日本脳炎ウイルスに感染した蚊(コガタアカイエカ)に刺されることでうつる感染症。蚊に刺されてから6~16日後に発症する。人間から人間に感染することはないが、蚊の活動が活発になる夏には注意が必要となる。日本脳炎ウイルスは、ブタなどの動物の体内で増殖し、ある個体を刺した蚊が他の個体を刺すことで広範囲に広がっていく。このウイルスは感染してもほとんどの場合症状がなく、気がつかない程度で済むが、100~1000人に1人程度の割合で脳炎を発症する。発症した場合、約20~40%の感染者が死に至り、一命を取り留めても多くの場合脳などに後遺障害を残す。

原因

水田などで発生するコガタアカイエカが、ブタなどの体内で増えて血液中に出てきたウイルスを吸い、その上で人間を刺し感染する。ブタはコガタアカイエカに好まれたり、血液中のウイルス量が多かったりすることなどから、ウイルスの増幅動物としては最適であるといわれている。また、最近では日本の野生のイノシシが日本脳炎ウイルスを保有していたという報告もある。なお、蚊の行動範囲は2キロメートル程度とされているので、近くに養豚場などがある場合は対策を講じる必要がある。日本では、毎年西日本を中心に広い地域で日本脳炎ウイルスに感染したブタが確認されている。初めは6~7月ごろに九州、中国、四国地方からウイルスに感染したブタが見られるようになり、8~9月にかけてその範囲が徐々に広がっていく。しかし現在の日本国内では、ワクチン接種の推進やウイルスを持った蚊に刺される機会の減少、都市化など生活環境の変化により、発症者数は年間数名程度に抑えられている。

症状

6~16日程度の潜伏期間の後、突然の発熱で発症する。38〜40℃以上の高熱を出すこともある。加えて、頭痛や嘔吐、吐き気などのほか意識障害や精神症状など脳炎症状が見られることもある。子どもの場合は腹痛や下痢を伴う場合もある。これらに引き続き、うなじの硬直、光線への過敏な反応、脳神経症状、筋肉のこわばり、まひ、震えなどの症状も出る。感覚障害が起こることはまれで、まひは肩から先で起こることが多い。高熱を出した感染者や高齢者、小さな子どもの場合は症状が重篤化しやすく、回復後にさまざまな重い後遺症が出ることもしばしばある。

検査・診断

日本脳炎ワクチン未接種者や不完全接種者、また海外旅行歴がある脳炎発症者や、夏に脳炎を発症した者は必ず日本脳炎を疑わなくてはならない。

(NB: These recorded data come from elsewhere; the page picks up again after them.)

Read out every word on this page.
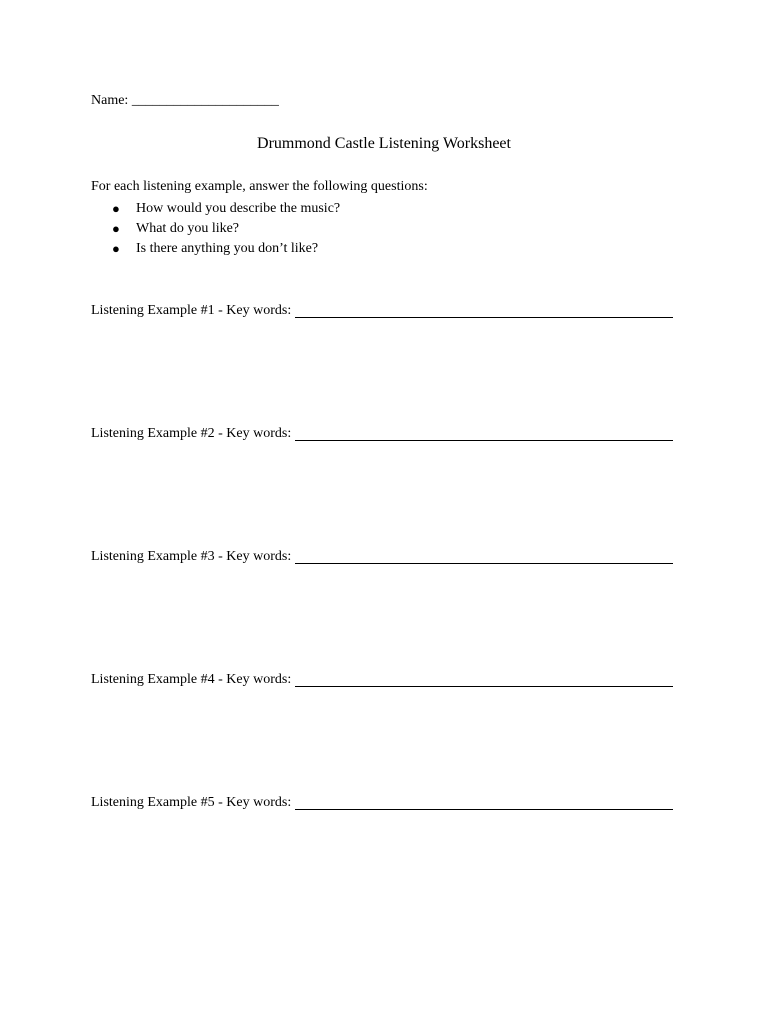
Name: _____________________
Drummond Castle Listening Worksheet
For each listening example, answer the following questions:
● How would you describe the music?
● What do you like?
● Is there anything you don’t like?
Listening Example #1 - Key words:
Listening Example #2 - Key words:
Listening Example #3 - Key words:
Listening Example #4 - Key words:
Listening Example #5 - Key words:
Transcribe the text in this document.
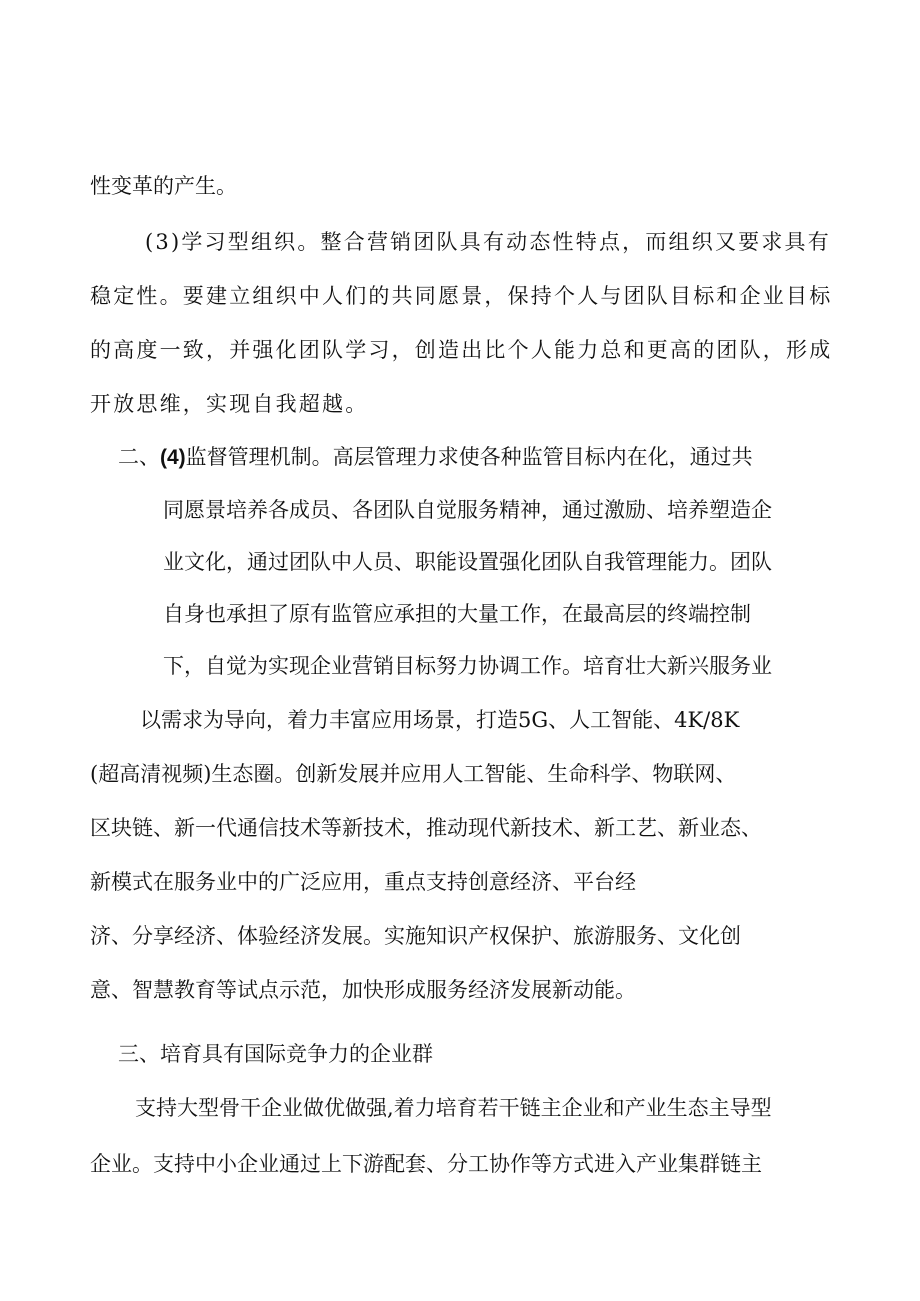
性变革的产生。
(3)学习型组织。整合营销团队具有动态性特点，而组织又要求具有
稳定性。要建立组织中人们的共同愿景，保持个人与团队目标和企业目标
的高度一致，并强化团队学习，创造出比个人能力总和更高的团队，形成
开放思维，实现自我超越。
二、(4)监督管理机制。高层管理力求使各种监管目标内在化，通过共
同愿景培养各成员、各团队自觉服务精神，通过激励、培养塑造企
业文化，通过团队中人员、职能设置强化团队自我管理能力。团队
自身也承担了原有监管应承担的大量工作，在最高层的终端控制
下，自觉为实现企业营销目标努力协调工作。培育壮大新兴服务业
以需求为导向，着力丰富应用场景，打造5G、人工智能、4K/8K
(超高清视频)生态圈。创新发展并应用人工智能、生命科学、物联网、
区块链、新一代通信技术等新技术，推动现代新技术、新工艺、新业态、
新模式在服务业中的广泛应用，重点支持创意经济、平台经
济、分享经济、体验经济发展。实施知识产权保护、旅游服务、文化创
意、智慧教育等试点示范，加快形成服务经济发展新动能。
三、培育具有国际竞争力的企业群
支持大型骨干企业做优做强,着力培育若干链主企业和产业生态主导型
企业。支持中小企业通过上下游配套、分工协作等方式进入产业集群链主
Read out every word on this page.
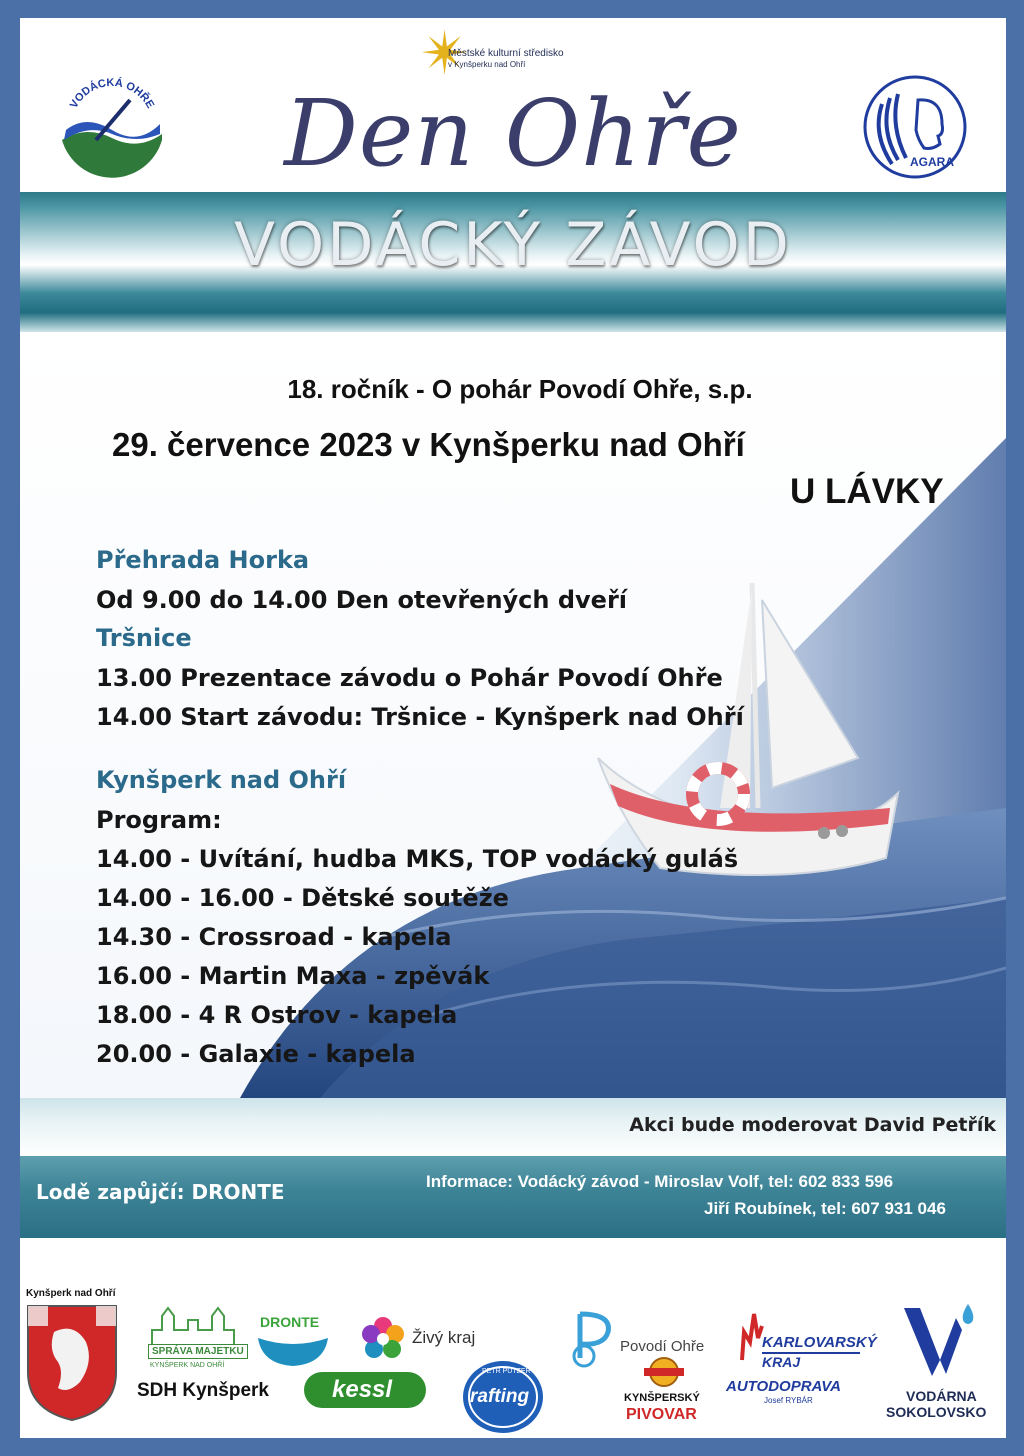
✴
Městské kulturní středisko
v Kynšperku nad Ohří
VODÁCKÁ OHŘE	Den Ohře	AGARA
VODÁCKÝ ZÁVOD
18. ročník - O pohár Povodí Ohře, s.p.
29. července 2023 v Kynšperku nad Ohří
U LÁVKY
Přehrada Horka
Od 9.00 do 14.00 Den otevřených dveří
Tršnice
13.00 Prezentace závodu o Pohár Povodí Ohře
14.00 Start závodu: Tršnice - Kynšperk nad Ohří
Kynšperk nad Ohří
Program:
14.00 - Uvítání, hudba MKS, TOP vodácký guláš
14.00 - 16.00 - Dětské soutěže
14.30 - Crossroad - kapela
16.00 - Martin Maxa - zpěvák
18.00 - 4 R Ostrov - kapela
20.00 - Galaxie - kapela
Akci bude moderovat David Petřík
Lodě zapůjčí: DRONTE	Informace: Vodácký závod - Miroslav Volf, tel: 602 833 596
Jiří Roubínek, tel: 607 931 046
Kynšperk nad Ohří
SPRÁVA MAJETKU
KYNŠPERK NAD OHŘÍ
DRONTE
Živý kraj	Povodí Ohře	KARLOVARSKÝ
KRAJ
VODÁRNA
SOKOLOVSKO
SDH Kynšperk	kessl
PETR PUTZER
rafting	KYNŠPERSKÝ
PIVOVAR
AUTODOPRAVA
Josef RYBÁR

診断には、感染者と思われる人間の髄液を用いる。髄液の中に、日本脳炎ウイルスの遺伝子や、ウイルス侵入時に体内で産生される抗体が認められれば、ほぼ感染していると考えられる。その際に気をつけなければならないのは、海外旅行歴がある感染者で、日本脳炎と同じ種類のウイルス(西ナイルウイルスなど)に侵されていたケース。なぜなら、日本脳炎でなくても検査で陽性反応が出てしまい、正確な診断ができなくなることがあるためである。

治療

決定的な治療法は存在しないため、対症療法が中心となる。中でも、高熱とけいれんの管理が重要だ。大量にステロイド剤を使う方法もあるが、一時的に症状を改善することはあっても、その後の経過や死亡率、後遺障害の有無にはまったく影響を及ぼさないので、根本的な解決にはならないとされている。日本脳炎は症状が現れた時点ですでにウイルスは脳に達し、その細胞を破壊している。一度破壊された脳細胞を修復することは不可能に近いので、今後日本脳炎ウイルスに有効な薬剤が開発されたとしても、一度発症した患者を元の状態に戻すことは非常に困難と推測されている。日本脳炎の治療の難しさを物語るものとして、30年前と比較して死亡率は下がったものの完治率は当時とほとんど変わっていないというデータもある。そのため、日本脳炎に最も有効な対処法は「予防」であるといわれている。

予防/治療後の注意

有効な対処法は「予防」だが、その中心となるのは蚊の対策と予防接種となる。日本脳炎のワクチンが予防に有効なことは既に証明されている。それを裏づけるものに、日本脳炎確定患者の解析データがある。これによれば、ほとんどの日本脳炎患者は予防接種を受けていなかったそうだ。ワクチンはまず3歳の時に1~2週間間隔で2回受け、さらにその1年後に1度受ける。その後9~12歳時に1回、最後に14~15歳時に1回の追加接種を受け完了となる。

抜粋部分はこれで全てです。